Basit anlamda her bireyin farklı mizaçta oluşunun kimilerinin neden korku filmlerinden hiç hoşlanmadığını açıkladığı da söylenebilir. Yine bilimsel olarak bireyler çevrelerindeki istenmeyen uyaranlara farklı tepkiler veriyorlar. Örneğin, ortamdaki ısı değişikliğine veya bir tişörtün yakasındaki etikete bile kimileri aşırı hassasiyetli olabiliyor. Muhtemelen aynı bireyler korku filmi izlerken de çok daha yoğun fizyolojik tepkiler gösterebiliyorlar.

ACAYİPLİK

İnsanın doğası gereği çevresindeki acayiplikler her zaman ilgisini çekiyor. Kimilerine de korku filmlerindeki sıra dışı şiddet çekici gelebiliyor. Aslında tehlike her zaman rutini böldüğünden çevredeki düzeni bozan herhangi bir değişikliğe duyulan merak da, hayatta kalabilmek için gerekli kabul ediliyor. Spark araştırmasında korku filmlerinde izleyiciyi çeken çarpıcı sahnelerle kanlı bir trafik kazasının çevresinde merakla toplananlar arasında da bir bağ kuruyor ve “Kanlı bir trafik kazasına da her gün rastlamazsınız.” diye ekliyor.

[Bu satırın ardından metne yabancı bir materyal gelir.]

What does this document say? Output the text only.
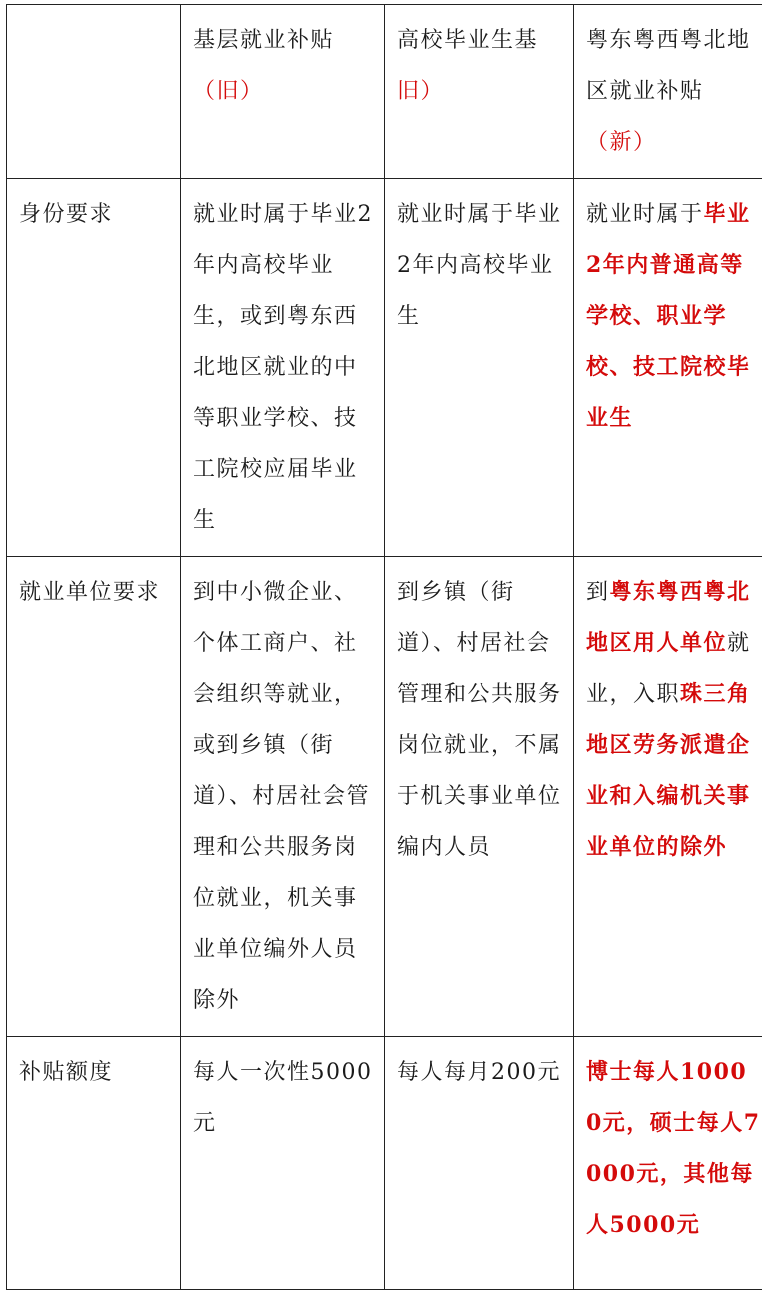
	基层就业补贴（旧）	高校毕业生基旧）	粤东粤西粤北地区就业补贴（新）
身份要求	就业时属于毕业2年内高校毕业生，或到粤东西北地区就业的中等职业学校、技工院校应届毕业生	就业时属于毕业2年内高校毕业生	就业时属于毕业2年内普通高等学校、职业学校、技工院校毕业生
就业单位要求	到中小微企业、个体工商户、社会组织等就业，或到乡镇（街道）、村居社会管理和公共服务岗位就业，机关事业单位编外人员除外	到乡镇（街道）、村居社会管理和公共服务岗位就业，不属于机关事业单位编内人员	到粤东粤西粤北地区用人单位就业，入职珠三角地区劳务派遣企业和入编机关事业单位的除外
补贴额度	每人一次性5000元	每人每月200元	博士每人10000元，硕士每人7000元，其他每人5000元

Korku sinemasında da görsel efektler yine her gün rastlayamayacağımız kadar fantastik olabiliyor, misal efsanevi “Elm Sokağı’nda Kabus” filmlerini izleyenler serinin 4. filminde Freddy Krueger’ın kazağını açtığı sahnede göğsünde çığlıklar atan kurbanlarının görüldüğü ve aslında büyük bir emekle dev bir Freddy bedeni hazırlayarak gerçekleştirilen mekanik efektleri unutabilirler mi?

Wisconsin- Madison Üniversitesi, İletişim Araştırmaları Merkezi’nden Profesör Joanne Cantor, kimi izleyicilerin özellikle korku filmlerindeki efektlere ilgi duyduğunu ve kafalarında nasıl yapılmış olabileceklerini çözmekle de keyif aldıklarını söylüyor.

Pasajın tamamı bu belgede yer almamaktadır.